Nelson had, however, no sooner learnt that the
French were in sight than he signalled from his ship, the Vanguard, that
preparations for battle should be made, and in the meantime summoned up his
captains to receive his orders during a hurried meal. He explained that, where
there was room for a large French ship to swing, there was room for a small
English one to anchor, and, therefore, he designed to bring his ships up to the
outer part of the French line, and station them close below their adversaries.
In the fleet went, through the fierce storm of
shot and shell from a French battery in an island in advance. Nelson's own
ship, the Vanguard, was the first to anchor within half-pistolshot of a
French ship, the Spartiate. The Vanguard had six colours flying,
in case any should be shot away; and such was the fire that was directed on
her, that in a few minutes every man at the six guns in her forepart was killed
or wounded, and this happened three times. Nelson himself received a wound in
the head, which was thought at first to be mortal, but which proved but slight.
He would not allow the surgeon to leave the sailors to attend to him till it
came to his turn.
Meantime his ships were doing their work gloriously. The Bellerophon
was, indeed, overpowered by L'Orient, 200 of her crew killed, and
all her masts and cables shot away, so that she drifted away as night came on.
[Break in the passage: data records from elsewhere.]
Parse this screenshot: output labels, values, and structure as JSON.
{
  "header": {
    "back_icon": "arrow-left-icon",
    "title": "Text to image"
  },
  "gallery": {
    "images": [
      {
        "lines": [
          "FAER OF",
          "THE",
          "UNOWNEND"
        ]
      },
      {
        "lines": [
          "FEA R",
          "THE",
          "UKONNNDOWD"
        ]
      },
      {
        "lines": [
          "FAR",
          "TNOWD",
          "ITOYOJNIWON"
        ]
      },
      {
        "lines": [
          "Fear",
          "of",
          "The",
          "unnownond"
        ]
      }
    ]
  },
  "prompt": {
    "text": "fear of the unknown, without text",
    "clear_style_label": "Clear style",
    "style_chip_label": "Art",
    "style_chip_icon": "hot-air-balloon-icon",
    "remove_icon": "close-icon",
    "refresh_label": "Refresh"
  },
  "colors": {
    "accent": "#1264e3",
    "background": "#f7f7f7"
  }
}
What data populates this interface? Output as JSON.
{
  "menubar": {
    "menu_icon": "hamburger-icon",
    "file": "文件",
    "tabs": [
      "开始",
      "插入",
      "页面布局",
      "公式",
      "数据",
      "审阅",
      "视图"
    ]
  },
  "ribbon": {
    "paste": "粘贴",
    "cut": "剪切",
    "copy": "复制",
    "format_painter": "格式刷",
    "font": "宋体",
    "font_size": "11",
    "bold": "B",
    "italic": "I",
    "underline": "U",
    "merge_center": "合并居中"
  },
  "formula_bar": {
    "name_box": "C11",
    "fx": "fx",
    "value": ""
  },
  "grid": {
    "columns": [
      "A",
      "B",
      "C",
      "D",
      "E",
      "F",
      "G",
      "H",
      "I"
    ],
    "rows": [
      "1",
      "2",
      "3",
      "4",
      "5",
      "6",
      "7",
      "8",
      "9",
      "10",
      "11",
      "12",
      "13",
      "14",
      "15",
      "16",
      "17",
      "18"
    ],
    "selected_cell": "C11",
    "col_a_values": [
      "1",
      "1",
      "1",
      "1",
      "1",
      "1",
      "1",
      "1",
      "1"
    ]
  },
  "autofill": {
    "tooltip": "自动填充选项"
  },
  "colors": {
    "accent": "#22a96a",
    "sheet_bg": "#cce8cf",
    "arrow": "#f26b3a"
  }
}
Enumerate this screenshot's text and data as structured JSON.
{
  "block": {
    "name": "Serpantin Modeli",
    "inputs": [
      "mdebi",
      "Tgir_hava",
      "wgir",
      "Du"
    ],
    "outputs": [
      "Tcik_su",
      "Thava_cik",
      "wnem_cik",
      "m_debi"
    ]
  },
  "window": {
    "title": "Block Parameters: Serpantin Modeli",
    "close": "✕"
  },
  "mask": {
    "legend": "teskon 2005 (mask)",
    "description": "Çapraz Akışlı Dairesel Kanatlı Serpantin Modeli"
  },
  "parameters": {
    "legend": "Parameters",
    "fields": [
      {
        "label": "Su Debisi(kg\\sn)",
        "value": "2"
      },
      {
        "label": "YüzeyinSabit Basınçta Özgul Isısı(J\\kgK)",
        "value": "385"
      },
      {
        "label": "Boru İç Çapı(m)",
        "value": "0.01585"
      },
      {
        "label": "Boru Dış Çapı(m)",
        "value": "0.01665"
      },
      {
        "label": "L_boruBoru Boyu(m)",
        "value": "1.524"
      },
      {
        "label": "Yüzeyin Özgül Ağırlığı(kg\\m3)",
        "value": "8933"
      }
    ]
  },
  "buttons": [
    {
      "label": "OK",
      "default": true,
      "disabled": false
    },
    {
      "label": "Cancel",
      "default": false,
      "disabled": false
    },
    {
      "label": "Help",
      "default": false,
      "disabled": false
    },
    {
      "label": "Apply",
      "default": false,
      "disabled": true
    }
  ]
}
But the Swiftsure came up in her place, and the Alexander and Leander
both poured in their shot. The French admiral received three wounds, but
would not quit his post, and at length a fourth shot almost cut him in two. He
desired not to be carried below, but that he might die on deck.
About nine o'clock the ship took fire, and
blazed up with fearful brightness, lighting up the whole bay, and showing five
French ships with their colours hauled down, the other's still fighting on.
Nelson himself rose and came on deck when this fearful glow came shining from
sea and sky into his cabin. He gave orders that the English boats should
immediately be put off for L'Orient, to save as many lives as possible.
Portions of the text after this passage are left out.